「聞いて聞いて♪」 水色真珠

 

「ねぇ、ねぇ、ロザリア〜」

ロザリアが振返ると女王がバタバタと廊下をかけてきた。

「なんです、陛下?。女王ともあろうものがはしたない。」

ロザリアの小言はどこ吹く風。

女王は補佐官のドレスをハシッと掴んでひっぱる。

「でも〜、聞いて聞いて。」

「はいはい。クリスマスイブになにかありましたの?」

また新婚の女王の、毎朝のノロケ話しかも?と思いつつ

昨日はクリスマスイブだし本当に何か特別なことがあったのではと

頷いてしまうロザリア。

ロザリアは、この友人が本当に好きなのだ。

「ううん、違うの。

あのね〜、今日なの。珍しく私の方が早く起きたの。

それでね〜リュミエール様の寝顔みちゃった♪きゃ♪」

「はいはい…。」

大切な友人だが少し頭が痛い。

今は朝の支度をしないですむ召使着きの身分だからいいが

もともと庶民のこの友人は女王を退位したらやっていけるのだろうかと…。

いや、いや、退位しても元女王と元守護聖…お金は腐るほどもらえるし

そうなれば、大貴族様なのだから

いらぬ心配ですわねと思いなおす。

「リュミエール様ってば…まつげが、すご〜く長くてね。

綺麗な曲線を描いてるの〜。

あっ!でもねぇ、それだけじゃないのよ。

ベットの上に広がる艶やかな髪も

そりゃあ、美しい清んだ湖のように綺麗な色なのよ。

それでねぇ、目を覚まされると

湖に光が差し込むように深い色の瞳が輝き出して

優しく微笑んで私を抱きしめると

おはようございます、アンジェリークって

ベットの中で抱きしめてキスしてくださるのぉ〜♪

いや〜ん、ロザリアったらH!」

聞き出したわけではないのだが…

心の広い補佐官は錫状を握り締める手を震わせながら

うなづいてやる。

それにしてもクリスマスイブに何かあったのかと思えば

普段と変わらずにイチャイチャしていただけなのですわねと

青筋が立つのだけはとめられない。

毎朝ここまで感動するアンジェリークもアンジュエリークだが

感動させる方も………まぁ、しかたないわねと諦める。

「それでね、それでね。
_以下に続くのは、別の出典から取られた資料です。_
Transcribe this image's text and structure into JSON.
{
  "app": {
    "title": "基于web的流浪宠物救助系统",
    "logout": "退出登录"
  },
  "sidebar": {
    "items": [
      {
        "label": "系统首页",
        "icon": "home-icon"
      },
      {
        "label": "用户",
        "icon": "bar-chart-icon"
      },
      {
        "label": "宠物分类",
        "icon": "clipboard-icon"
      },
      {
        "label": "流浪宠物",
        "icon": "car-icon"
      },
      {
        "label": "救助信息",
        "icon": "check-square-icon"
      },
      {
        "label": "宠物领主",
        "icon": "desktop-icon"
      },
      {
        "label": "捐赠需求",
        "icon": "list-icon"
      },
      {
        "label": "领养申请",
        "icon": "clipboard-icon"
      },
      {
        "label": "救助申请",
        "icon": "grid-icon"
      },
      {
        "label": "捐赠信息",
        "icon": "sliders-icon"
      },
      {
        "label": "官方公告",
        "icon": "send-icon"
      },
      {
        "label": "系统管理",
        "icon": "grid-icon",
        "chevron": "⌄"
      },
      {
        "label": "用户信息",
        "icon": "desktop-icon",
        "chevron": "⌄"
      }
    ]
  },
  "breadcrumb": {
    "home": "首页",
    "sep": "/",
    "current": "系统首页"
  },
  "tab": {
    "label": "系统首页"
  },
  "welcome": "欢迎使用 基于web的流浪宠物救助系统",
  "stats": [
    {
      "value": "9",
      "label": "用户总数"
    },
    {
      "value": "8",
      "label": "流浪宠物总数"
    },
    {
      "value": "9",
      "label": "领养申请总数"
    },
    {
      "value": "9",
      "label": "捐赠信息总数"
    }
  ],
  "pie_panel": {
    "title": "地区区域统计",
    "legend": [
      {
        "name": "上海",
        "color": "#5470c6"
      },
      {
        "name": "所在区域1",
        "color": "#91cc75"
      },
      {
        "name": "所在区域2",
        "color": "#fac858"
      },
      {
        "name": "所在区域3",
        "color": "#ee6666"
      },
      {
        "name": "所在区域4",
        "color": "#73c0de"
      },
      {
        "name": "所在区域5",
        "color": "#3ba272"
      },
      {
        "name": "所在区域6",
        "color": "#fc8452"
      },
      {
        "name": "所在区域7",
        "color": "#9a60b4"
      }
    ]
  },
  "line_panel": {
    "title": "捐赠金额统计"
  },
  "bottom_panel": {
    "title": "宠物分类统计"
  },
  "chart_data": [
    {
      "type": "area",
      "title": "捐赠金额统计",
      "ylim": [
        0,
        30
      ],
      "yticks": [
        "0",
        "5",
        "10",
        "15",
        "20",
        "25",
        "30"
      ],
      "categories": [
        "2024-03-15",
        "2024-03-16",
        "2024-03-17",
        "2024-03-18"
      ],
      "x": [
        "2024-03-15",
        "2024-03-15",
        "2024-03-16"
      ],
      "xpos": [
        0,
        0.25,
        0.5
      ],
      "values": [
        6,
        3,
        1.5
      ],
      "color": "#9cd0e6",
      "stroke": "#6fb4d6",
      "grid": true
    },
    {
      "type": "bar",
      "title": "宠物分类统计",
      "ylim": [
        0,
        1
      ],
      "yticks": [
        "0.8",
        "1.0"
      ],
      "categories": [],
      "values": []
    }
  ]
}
朝食の前に

2人でお庭のハーブを摘んでお茶を飲むのだけど

ハーブの花を手に立つリュミエール様のお姿ってば…」

話が途切れたのでふりむくと女王は

両手を祈るように組み、あらぬ方を見ながら滂沱の涙を流していた。

補佐官があわてて頬を叩くとゼーゼーと息を切らせた。

どうやら息するのを忘れていたらしい。

水を取りに行こうとすると手を握られて廊下に座らされた。

「…でね、もう…なんて言ったらいいのか…

まるで…花の間に…天使様が降臨なさったみたいで…

美しすぎ…私…気を失ってしまったの…。」

よくわかる。よくわかったから、もう放して欲しい補佐官だった。

「き・・・気がついたらベットの上でリュミエール様の心配そうな瞳が間近にあって

大丈夫ですか?アンジェリーク。執務が辛いなら休んで下さいって…。

とっても、お優しいの〜。」

執務がきついわけはない補佐官が新婚の女王を気遣って

クリスマス返上でこまねずみのように働いて

仕事のほとんどをこなしているのだから。

その見返りが、このノロケでは悲しすぎる。

思わずハンカチを目にあてる補佐官に女王は自分の都合のいい解釈をした。

「そーなの。お優しくて涙が出ちゃうでしょう。

私も嬉しくって思わずリュミエール様に抱き付いて泣いちゃったわ。

でもねリュミエール様が悲しそうになさって

そんなに辛いのですかって心配なさるんで、

慌てて違いますリュミエール様がお優しいから嬉しくってって

本当のこといって恥ずかしいからシーツに隠れちゃったの。

そうしたらリュミエール様ったら嬉しそうにお笑いになって

シーツごと私を抱きしめて、顔だけ出したら今度はくちびるにキスを…。

それでね、それでね、抱き合ってキスしながらゴロゴロ転がっているうちに

昨夜のこと思い出しちゃって♪

2人とも顔が真っ赤になっちゃったの

でも、リュミエール様は可愛いかったって言ってくださったから

私は、それじゃあ…もう一度って!。

あれ?

ロザリア?

どこいっちゃうのよ〜

ね〜聞いて聞いて!

それからね〜。」

 

補佐官とは、とても激務なのでございました。